New Hampshire Senator, Jeanne Shaheen (D-NH), just reintroduced the "Right Start Child Care and Education Act," which would help make child care more affordable for working class families by amending the federal tax code.
Specifically, the Senator's legislation proposes the following:
- Increase outdated dollar limits on child care expenses for families. In particular, the bill increases the range of the credit to 35-50 percent of eligible expenses (from the current 20-35 percent), the maximum expense amount to $6,000 for one child or dependent (from $3,000), and the maximum income eligible for the maximum credit to $30,000 (from $15,000). The bill would also increase the maximum amount allowed for employer-provided flexible spending accounts for dependent care assistance to $7,500 (from $5,000) annually.
- Make the child care tax credit fully refundable. Even though the lowest-income families are eligible for the credit, they receive only a small share of the tax benefits since they have no tax liability. Making the credit refundable will enable more low-income families to access child care and get to work and will increase the tax credit’s value for middle-income families.

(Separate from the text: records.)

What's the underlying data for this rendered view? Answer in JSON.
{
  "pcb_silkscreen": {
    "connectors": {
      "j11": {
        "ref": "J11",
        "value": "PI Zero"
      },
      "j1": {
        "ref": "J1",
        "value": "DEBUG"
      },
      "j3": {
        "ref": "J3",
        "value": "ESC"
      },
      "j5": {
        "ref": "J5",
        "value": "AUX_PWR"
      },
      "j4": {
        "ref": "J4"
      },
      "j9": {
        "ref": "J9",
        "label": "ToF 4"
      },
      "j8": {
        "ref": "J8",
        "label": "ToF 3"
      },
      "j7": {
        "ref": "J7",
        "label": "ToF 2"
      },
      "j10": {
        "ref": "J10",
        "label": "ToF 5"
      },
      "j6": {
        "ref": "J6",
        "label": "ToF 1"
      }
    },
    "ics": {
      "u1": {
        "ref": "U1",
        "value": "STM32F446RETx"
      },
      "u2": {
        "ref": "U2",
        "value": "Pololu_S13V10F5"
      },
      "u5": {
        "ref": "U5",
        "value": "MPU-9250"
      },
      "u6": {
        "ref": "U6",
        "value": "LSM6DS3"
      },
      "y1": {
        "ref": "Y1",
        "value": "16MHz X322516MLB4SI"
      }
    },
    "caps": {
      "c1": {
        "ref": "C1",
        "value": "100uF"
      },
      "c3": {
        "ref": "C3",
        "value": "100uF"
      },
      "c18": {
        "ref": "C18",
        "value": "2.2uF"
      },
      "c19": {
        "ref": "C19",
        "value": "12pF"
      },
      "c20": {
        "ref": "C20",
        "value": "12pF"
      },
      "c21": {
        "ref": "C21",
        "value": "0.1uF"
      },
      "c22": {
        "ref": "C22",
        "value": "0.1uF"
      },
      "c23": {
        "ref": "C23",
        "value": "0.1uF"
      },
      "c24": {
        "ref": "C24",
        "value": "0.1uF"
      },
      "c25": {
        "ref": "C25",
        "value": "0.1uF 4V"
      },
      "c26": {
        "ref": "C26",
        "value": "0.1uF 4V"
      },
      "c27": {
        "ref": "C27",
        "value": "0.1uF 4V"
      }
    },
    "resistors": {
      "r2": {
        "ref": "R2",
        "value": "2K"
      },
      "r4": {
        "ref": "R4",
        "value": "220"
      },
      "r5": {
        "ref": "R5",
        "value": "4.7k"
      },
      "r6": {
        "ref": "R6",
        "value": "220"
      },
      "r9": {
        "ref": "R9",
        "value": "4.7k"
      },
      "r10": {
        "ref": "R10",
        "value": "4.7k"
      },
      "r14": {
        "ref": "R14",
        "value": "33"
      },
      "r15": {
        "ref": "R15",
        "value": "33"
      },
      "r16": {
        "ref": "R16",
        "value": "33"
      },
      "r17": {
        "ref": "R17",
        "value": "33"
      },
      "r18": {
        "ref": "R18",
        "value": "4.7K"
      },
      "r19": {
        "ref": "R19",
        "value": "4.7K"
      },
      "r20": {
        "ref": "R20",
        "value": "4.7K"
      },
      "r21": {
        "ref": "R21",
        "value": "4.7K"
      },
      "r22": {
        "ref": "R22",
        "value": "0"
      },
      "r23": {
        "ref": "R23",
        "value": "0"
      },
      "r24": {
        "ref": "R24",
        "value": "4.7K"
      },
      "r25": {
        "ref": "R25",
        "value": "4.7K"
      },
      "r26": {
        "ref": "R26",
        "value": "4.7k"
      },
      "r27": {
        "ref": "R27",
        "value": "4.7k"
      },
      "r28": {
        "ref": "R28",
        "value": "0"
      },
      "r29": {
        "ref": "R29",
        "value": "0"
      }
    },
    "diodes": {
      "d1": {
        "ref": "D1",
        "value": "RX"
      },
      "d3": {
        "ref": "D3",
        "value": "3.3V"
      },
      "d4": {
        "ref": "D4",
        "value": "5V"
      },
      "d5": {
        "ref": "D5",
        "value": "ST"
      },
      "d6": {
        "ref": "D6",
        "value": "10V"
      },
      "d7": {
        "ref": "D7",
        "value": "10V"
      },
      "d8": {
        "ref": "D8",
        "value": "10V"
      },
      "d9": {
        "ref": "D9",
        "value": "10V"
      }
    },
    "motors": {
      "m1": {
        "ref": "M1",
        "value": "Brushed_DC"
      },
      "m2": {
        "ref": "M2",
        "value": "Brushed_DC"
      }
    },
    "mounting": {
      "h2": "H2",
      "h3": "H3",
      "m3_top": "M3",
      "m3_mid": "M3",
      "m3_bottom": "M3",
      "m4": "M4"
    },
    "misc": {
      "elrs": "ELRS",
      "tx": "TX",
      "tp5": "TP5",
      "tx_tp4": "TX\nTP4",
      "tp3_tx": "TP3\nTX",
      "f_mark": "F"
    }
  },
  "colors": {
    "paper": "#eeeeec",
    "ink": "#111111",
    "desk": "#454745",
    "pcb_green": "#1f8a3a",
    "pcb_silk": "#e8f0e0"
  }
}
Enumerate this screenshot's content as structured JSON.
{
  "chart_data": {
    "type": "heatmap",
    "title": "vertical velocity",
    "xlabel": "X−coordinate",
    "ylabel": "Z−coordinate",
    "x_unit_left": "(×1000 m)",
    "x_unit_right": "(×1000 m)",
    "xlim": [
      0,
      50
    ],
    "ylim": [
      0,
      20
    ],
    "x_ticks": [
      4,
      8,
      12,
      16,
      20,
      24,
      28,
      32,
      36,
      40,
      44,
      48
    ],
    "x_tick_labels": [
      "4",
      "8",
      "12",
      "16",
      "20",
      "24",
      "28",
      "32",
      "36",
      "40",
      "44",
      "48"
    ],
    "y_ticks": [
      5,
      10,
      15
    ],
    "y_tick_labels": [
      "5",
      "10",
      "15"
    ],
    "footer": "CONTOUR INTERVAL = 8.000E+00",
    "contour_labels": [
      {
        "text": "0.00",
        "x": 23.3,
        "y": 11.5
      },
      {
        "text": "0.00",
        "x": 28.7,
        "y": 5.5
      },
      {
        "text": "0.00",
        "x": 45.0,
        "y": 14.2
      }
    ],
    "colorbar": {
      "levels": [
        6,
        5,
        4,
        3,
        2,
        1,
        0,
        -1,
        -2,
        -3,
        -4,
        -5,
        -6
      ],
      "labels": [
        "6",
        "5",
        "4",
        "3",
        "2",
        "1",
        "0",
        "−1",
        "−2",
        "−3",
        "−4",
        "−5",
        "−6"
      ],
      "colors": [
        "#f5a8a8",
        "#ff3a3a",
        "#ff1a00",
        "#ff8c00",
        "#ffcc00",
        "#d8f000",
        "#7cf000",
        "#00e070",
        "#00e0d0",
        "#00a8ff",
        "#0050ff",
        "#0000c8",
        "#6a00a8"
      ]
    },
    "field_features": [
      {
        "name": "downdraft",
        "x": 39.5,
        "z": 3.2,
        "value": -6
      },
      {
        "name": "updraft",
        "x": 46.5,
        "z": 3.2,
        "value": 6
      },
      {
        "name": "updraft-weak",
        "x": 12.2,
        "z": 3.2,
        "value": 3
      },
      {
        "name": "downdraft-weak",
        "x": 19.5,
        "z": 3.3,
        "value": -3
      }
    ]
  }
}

- Create a tax credit for educated childcare professionals. The bill would allow college graduates with degrees in early childhood education, child care, or other related subjects who work at licensed child care facilities to claim a $2,000 tax credit for up to three years.
- Increase support for businesses that provide child care benefits for employees. The bill would increase the tax credit for employer-provided child care to 35 percent of eligible expenses (from 25 percent) and increase the total allowable credit to $225,000 (from $150,000).
The "Right Start Child Care and Education Act" is cosponsored by three other Senators including Kirsten Gillibrand (D-NY), Brian Schatz (D-HI), and Amy Klobuchar (D-MN).
Child Care Aware® of America proudly supports this bill, and we applaud Senator Shaheen and her colleagues for their leadership on this issue.